Please or to access all these features

Mental health

Mumsnet hasn't checked the qualifications of anyone posting here. If you have medical concerns, please seek medical attention.

Really thought I was getting better.

29 replies

3kids1cat · 28/02/2008 11:15

Hi. Posted on here a couple of weeks ago for a few days when I was feeling very low and needed some support. Everyones replies made me feel more positive, and although lots of you suggested I see my GP I decided I would try hard to pull myself out of it. Have been trying to go out for a walk with dd every day, and things were looking up. I was getting on much better with DP, and hadn't cried for days. Was on a high if anything, even though nothing in my life had actually changed, I actually thought I'd turned a corner.

Then this morning I have woken up with the horrible feeling again, I have started panicking about things that are going on at the moment. It's as if a huge dark cloud has just settled back over me, I put dd in the pushchair, put my coat on but then couldn't face opening the door. Taking the kids to school this morning I felt horribly self conscious and on the verge of tears.

Why has this happened? I want to be strong and happy, and was really trying, now I just feel like I'm trapped in this feeling no matter what I do.

OP posts:
NorthernLurker · 29/02/2008 16:27

How are things today 3kids?

nappymadmummy · 29/02/2008 16:53

You sound very much like me. I know ADs don't work for everyone but sometimes they do if you find the right one. I found fluoxetine absolutely useless but Citalopram (once the dosage was right) has worked wonders. Please don't rule it out. It took me ages to stop trying to fight my depression on my own and I really wish I'd made that step earlier.

Also a good free site is moodgym.anu.edu.au (I hope I've got that address right).

If your doc isn't easy to talk to is there another one you could see?

Also I had a lot of anxiety problems. My doc lent me a book and it was really good. It was Overcoming Anxiety by Helen Kennerley. I found it really helpful because it explained that anxiety is completely natural and why we needed, made me feel a lot less like I had to stop feeling anxious and more like I just had to start learning to control it iyswim.

nappymadmummy · 29/02/2008 16:54

Oh and I'm the type of person who hides everything from my family. In the end though the stress of keeping it from them got too much and I got dh to tell my sis. Once my family knew it was so much easier to cope with. I also have an aunt who's suffered a lot of depression on and off and she was really supportive.

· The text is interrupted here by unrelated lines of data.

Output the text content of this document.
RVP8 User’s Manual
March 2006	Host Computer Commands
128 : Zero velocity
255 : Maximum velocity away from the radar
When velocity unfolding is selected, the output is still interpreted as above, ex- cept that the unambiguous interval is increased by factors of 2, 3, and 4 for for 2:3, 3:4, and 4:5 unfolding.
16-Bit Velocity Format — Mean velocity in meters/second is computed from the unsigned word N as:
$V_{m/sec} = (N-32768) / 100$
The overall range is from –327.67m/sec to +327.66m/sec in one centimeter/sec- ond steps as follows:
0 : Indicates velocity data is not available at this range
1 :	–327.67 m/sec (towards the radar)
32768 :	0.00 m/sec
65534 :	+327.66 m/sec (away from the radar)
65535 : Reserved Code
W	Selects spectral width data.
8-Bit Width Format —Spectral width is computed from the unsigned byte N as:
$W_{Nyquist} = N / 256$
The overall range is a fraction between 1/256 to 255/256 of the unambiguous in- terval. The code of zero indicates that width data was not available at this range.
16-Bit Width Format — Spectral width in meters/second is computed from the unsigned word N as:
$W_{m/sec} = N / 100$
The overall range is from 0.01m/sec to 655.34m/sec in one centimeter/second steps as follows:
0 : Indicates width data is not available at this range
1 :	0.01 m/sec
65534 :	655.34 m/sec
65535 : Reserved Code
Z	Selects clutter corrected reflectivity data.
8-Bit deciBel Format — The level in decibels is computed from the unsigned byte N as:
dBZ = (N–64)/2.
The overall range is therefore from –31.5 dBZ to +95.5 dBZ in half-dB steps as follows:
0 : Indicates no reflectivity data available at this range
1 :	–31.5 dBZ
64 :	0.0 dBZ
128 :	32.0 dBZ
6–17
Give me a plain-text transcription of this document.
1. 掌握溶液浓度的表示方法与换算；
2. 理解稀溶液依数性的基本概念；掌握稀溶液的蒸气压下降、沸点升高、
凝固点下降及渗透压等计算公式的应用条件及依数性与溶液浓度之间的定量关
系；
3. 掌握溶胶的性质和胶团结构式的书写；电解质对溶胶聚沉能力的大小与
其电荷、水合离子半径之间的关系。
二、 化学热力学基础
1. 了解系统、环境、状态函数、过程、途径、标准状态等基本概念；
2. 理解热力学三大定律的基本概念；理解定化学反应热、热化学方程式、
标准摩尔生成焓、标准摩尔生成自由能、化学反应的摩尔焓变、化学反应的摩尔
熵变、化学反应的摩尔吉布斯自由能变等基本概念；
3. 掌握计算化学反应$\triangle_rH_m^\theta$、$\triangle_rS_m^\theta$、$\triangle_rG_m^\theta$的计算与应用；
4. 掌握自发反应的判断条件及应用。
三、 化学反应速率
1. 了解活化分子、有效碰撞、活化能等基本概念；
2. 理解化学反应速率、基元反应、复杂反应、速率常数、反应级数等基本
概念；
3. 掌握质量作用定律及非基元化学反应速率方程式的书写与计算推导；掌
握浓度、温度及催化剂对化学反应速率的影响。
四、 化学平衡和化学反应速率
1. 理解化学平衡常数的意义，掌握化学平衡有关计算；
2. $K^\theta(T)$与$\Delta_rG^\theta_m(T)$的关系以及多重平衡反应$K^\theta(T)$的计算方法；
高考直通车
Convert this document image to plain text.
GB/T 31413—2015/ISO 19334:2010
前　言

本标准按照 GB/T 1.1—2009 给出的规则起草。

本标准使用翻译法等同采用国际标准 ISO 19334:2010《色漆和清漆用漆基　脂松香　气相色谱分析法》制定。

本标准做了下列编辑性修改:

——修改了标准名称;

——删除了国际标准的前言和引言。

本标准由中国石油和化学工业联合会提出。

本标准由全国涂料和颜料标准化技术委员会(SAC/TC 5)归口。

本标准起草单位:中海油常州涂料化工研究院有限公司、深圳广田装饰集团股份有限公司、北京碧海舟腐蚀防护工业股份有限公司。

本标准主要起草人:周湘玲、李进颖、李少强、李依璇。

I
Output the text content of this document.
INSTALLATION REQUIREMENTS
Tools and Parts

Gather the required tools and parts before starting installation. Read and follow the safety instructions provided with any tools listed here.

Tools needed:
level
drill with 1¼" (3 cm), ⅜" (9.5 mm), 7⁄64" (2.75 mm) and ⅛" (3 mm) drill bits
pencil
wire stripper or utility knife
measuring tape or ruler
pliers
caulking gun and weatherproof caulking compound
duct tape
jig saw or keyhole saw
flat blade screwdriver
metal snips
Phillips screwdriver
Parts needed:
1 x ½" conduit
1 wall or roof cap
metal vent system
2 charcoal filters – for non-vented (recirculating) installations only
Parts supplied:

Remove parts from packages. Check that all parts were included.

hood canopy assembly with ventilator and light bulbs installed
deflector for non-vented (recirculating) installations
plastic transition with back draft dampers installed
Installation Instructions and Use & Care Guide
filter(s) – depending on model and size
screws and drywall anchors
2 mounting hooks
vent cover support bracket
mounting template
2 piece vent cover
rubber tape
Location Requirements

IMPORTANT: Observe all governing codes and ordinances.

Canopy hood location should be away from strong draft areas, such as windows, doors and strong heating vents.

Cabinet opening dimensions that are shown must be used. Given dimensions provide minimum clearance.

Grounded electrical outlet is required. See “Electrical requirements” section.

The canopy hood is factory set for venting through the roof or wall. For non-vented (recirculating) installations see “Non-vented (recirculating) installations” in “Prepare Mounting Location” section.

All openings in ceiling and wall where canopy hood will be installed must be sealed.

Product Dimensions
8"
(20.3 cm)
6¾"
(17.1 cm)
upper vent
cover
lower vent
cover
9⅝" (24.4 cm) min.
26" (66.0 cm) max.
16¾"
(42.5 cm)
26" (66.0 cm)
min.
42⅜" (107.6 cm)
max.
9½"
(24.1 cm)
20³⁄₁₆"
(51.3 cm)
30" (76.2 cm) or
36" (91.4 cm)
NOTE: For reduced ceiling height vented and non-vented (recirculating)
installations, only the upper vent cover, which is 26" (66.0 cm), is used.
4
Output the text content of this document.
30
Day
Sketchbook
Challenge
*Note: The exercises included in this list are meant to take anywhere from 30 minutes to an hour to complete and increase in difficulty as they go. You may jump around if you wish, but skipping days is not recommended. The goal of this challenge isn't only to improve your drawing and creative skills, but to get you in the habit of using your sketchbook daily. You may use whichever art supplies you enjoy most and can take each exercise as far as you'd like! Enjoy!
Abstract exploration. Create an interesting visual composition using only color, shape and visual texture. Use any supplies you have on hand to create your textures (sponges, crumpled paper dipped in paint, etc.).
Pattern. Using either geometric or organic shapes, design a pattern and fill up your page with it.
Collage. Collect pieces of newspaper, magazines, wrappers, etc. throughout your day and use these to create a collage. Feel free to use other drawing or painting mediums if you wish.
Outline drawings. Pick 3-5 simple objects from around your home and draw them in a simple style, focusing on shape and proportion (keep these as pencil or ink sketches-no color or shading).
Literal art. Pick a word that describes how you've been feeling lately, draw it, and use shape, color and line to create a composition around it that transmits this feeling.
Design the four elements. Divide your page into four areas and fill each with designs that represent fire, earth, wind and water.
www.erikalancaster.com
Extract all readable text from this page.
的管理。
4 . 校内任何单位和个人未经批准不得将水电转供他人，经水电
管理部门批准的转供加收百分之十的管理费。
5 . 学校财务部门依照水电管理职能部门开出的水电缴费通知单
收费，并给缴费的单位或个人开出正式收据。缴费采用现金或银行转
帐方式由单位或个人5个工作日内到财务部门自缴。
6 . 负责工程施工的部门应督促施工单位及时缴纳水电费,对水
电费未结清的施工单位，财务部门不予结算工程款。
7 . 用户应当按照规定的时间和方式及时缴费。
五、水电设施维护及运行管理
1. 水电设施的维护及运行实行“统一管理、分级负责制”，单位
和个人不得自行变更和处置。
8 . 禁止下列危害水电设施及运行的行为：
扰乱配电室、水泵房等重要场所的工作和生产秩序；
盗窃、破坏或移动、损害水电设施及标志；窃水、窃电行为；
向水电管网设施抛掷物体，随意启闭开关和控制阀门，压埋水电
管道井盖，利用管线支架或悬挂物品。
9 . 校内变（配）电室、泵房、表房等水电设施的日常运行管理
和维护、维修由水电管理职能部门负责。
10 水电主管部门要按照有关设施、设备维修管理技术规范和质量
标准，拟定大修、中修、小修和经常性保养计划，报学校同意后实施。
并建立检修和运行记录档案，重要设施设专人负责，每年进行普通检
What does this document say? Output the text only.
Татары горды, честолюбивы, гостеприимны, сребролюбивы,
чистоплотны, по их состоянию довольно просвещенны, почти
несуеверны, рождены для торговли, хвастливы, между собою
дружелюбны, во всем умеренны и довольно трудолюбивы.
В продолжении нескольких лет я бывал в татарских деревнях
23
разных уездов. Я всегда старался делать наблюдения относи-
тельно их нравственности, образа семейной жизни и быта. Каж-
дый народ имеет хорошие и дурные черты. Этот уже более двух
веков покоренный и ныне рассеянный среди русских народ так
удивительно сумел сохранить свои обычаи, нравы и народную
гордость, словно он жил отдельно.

Beanmum · 01/03/2008 13:39

Hello 3kids,
Thought I'd add my 2p's worth... What you describe sounds v familiar... I was depressed for months after ds born, and found that everyday worries that seem manageable when you're well took over my mind to such an extent that it was really hard just to get little things done. I was also dead against ads - I tried CBT counselling, vitamin supplements etc, but when nothing seemed to be working I accepted my GP's recommendation of sertraline, totally against my instincts but in absence of a better plan. There was a difference more or less overnight - I felt back to my old self again and was able to come off them after 6 months. I'm certainly not saying that you should take ads if you don't want to, but I wanted to reassure you that sometimes things can turn a corner when you least expect them too.

It sounds like you're doing a great job of keeping going through a tough time. Talk to a friend/ faily member who you trust - don't feel ashamed of what you're going through - it is much more common than people like to admit.